Leading With Pride (The Good Kind)

Johan Santana waves to fans after throwing the first no-hitter in Mets history. (AP Photo/Kathy Kmonicek)

It is said that “Pride goeth before the fall” (Proverbs, 16:18).

There are countless examples of this maxim in the worlds of politics, business, and our own daily lives. At the same time, there is a spirit of pride (and determination) that can lift up and inspire.  That’s the kind of pride that this story is about.

What Happened

Last Friday evening, at Citi Field, in the working class borough of Queens, in the City of New York, Johan Santana threw a no-hitter. While a noteworthy accomplishment on its own (there have only been 275 no-hitters in the major leagues since 1875), it is not why grown men cried at the feat and an entire city was elated for days afterward.  To understand that part, you need to know the context.


Santana pitches for the New York Mets—a team nicknamed “The Amazins” not for their stellar play, but for their sometimes historic ineptitude punctuated by periods of break-your-heart, so-near-and-yet-so-far brushes with greatness (cue the song, “Ya’ Gotta Have Heart,” from the classic musical, “Damn Yankees,” and you’ve got the picture).  The past five years have been a microcosm of the team’s 50-year history:

  • They came within one pitch of the World Series in 2006 when they had the best team in baseball (losing in the bottom of the ninth of the seventh game of the League Championship Series with the bases loaded, a 3-2 count, and their best hitter at the plate).
  • They suffered two of the greatest collapses in baseball history at the end of the 2007 and 2008 seasons, missing the playoffs in almost inconceivably excruciating fashion.
  • This was followed by three losing seasons in which ownership lost hundreds of millions of dollars in the Bernie Madoff scandal and couldn’t seem to get anything right (e.g., dedicating the entrance to their new ballpark to a player from another team and failing to honor great players from their own team’s history).

Oh, yes—there’s one other thing. Seven Mets pitchers have gone on to pitch no-hitters for other teams.  None have pitched no-hitters with the Mets (one of only two teams with this distinction).  8,019 games and counting. That is, until Mr. Santana took the mound the other night.

Personal History

Before coming to the Mets in 2008, Santana had won two Cy Young Awards and was recognized as one of the best pitchers in baseball.  In his first three seasons with the Mets, he pitched very well—and always with great heart.  (He threw a complete game shutout on the second-to-last day of the 2008 season to extend the Mets’ hopes on a damaged knee that would require reconstructive surgery two days later).  He suffered a serious injury to his pitching shoulder at the end of 2010, though, that caused him to miss the entire 2011 season, and many feared for his career. After an intense year of rehabilitation (read: “character is what you do when no one is looking”), he was ready to test his shoulder against major league competition again.  Ten starts into this season, the results were very promising—he seemed to have regained his old form.  Then came last Friday night.

Pride That Uplifts

Santana took the mound that night fully aware of the Mets’ recent history, and knowing how much the team’s good performance so far this year has encouraged what has been a downtrodden, dispirited fan base in recent years.  He also knows how much his leadership on and off the field sets the tone for a team of no-name players who no one expects anything from.  ”He sets the bar for us,” pitcher Jonathon Niese said. ”Everybody feeds off him.”
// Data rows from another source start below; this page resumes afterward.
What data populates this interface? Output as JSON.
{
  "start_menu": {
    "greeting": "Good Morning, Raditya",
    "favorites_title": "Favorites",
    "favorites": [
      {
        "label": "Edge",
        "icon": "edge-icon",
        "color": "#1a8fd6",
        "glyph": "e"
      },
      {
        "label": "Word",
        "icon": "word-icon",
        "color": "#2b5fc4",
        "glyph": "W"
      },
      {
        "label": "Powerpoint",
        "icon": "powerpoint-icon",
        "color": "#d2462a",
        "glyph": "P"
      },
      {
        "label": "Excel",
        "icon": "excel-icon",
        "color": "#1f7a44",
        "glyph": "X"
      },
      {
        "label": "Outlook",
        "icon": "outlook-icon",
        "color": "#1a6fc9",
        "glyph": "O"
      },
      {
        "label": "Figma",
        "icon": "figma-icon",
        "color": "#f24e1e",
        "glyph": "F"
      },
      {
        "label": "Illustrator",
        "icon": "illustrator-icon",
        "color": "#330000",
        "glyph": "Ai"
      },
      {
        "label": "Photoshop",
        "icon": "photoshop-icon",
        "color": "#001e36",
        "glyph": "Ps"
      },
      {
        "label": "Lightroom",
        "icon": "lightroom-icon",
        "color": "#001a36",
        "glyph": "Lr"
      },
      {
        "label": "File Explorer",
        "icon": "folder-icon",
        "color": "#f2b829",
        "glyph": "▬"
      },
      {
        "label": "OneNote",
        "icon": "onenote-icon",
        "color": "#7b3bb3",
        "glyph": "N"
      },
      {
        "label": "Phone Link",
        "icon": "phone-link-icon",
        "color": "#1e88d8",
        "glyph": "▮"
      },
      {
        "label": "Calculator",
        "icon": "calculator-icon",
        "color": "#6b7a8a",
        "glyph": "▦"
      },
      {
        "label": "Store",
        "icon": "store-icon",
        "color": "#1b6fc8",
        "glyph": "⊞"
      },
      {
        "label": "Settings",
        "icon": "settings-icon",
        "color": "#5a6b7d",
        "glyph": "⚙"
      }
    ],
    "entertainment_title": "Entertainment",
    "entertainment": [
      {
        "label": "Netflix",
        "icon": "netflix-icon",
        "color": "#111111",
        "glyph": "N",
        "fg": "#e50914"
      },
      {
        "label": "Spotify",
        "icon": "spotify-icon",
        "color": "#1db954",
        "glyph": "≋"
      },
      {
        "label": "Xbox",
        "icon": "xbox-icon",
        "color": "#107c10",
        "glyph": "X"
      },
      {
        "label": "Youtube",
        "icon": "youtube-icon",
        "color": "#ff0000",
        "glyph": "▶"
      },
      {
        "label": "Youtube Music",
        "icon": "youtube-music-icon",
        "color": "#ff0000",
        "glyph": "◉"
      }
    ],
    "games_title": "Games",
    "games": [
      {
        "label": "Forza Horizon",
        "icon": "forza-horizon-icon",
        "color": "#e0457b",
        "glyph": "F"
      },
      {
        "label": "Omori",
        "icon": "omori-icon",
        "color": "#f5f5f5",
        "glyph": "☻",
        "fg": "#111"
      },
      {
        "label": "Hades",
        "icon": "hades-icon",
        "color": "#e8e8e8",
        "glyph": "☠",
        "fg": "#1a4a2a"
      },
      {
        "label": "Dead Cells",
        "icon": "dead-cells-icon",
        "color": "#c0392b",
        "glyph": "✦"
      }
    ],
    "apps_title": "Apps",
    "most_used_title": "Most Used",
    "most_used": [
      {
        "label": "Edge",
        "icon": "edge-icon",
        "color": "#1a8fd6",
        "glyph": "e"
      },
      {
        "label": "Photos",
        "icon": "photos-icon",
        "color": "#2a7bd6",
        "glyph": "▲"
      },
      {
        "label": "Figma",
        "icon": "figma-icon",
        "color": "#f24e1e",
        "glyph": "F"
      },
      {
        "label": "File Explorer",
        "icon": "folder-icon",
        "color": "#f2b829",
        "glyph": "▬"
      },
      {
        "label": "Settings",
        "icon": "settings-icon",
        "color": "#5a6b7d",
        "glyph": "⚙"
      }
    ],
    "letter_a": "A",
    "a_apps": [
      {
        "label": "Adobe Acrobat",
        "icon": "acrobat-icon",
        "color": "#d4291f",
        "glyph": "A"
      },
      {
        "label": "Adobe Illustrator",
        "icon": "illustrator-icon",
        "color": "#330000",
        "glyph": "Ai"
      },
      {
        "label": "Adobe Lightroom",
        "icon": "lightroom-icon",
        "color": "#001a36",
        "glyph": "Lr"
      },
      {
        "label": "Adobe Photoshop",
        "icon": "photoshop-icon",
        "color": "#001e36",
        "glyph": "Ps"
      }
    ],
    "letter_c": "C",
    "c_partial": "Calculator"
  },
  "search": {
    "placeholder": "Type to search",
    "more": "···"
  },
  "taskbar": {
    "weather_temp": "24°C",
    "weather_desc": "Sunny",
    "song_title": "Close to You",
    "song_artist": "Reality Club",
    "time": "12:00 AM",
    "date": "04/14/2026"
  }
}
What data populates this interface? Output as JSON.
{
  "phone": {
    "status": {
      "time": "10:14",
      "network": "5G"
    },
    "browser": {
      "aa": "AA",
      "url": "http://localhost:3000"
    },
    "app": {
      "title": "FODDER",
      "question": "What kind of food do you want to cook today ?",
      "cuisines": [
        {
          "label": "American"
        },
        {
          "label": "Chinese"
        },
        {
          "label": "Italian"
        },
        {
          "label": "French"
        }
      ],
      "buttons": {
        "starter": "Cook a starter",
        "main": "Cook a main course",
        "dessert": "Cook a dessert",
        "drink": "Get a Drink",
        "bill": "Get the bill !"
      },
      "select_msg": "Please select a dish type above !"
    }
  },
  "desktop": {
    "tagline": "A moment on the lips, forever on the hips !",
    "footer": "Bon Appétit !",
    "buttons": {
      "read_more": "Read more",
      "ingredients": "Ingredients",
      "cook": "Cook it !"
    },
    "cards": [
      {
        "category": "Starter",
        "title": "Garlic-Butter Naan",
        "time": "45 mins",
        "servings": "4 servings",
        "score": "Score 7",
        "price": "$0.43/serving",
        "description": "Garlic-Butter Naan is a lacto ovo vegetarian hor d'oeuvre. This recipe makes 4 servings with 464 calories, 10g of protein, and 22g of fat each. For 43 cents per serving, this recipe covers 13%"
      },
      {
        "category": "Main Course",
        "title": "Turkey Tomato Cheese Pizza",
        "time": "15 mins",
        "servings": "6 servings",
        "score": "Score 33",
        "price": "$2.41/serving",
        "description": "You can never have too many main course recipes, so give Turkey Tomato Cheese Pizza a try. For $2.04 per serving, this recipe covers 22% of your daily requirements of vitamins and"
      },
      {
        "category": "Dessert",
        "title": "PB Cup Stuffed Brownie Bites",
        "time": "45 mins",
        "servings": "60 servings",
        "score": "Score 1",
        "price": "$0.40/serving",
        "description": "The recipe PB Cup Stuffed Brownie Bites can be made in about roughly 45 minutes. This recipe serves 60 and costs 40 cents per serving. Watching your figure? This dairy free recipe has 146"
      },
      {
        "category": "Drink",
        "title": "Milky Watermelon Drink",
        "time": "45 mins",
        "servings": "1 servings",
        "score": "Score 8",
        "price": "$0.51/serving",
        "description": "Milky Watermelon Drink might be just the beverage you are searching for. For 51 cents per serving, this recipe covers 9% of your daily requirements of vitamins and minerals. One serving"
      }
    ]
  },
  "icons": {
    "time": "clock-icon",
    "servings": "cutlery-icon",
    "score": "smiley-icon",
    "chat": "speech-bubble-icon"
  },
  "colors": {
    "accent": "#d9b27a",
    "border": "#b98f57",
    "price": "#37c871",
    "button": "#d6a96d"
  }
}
Cut to Friday night.  When the game got to the 5th inning without a hit, you knew something special might be brewing.  You also knew that, at 79 pitches, it would be virtually impossible for Santana to finish the game without risking the health of his surgically repaired shoulder. And then came the sixth, and you saw the leftfielder virtually knock himself unconscious crashing into the wall while making a catch to preserve the no-hitter.  And you hoped.

The Moment of Truth

In the seventh inning, manager Terry Collins approached his ace pitcher in the dugout.  No one could have faulted either of them for playing it safe and pulling Santana from the game to preserve his health.  However, number 57 stated in no uncertain terms his intent to finish the game.  His manager didn’t argue, and the die was cast. Thirty minutes and two innings later, on his 134th and final pitch, the mission was complete. The Mets had a no hitter. Santana was forever enshrined in New York baseball history. And city, and a fan base, and a team so often short on hope, now had some.

It’s only a game—except when it’s not.  Sometimes—when heart and pride and determination rule the day—it can be so much more.

When have you seen leaders lead with the good kind of pride?  What difference did it make to their team (their organization)?

One response to “Leading With Pride (The Good Kind)

  1. Thanks for the post – as a Brit I may not get the rule of baseball, but the message is loud and clear. I think pride in the workplace and in our job role is incredibly important. Even if you don’t like your job you should take pride in your professional abilities.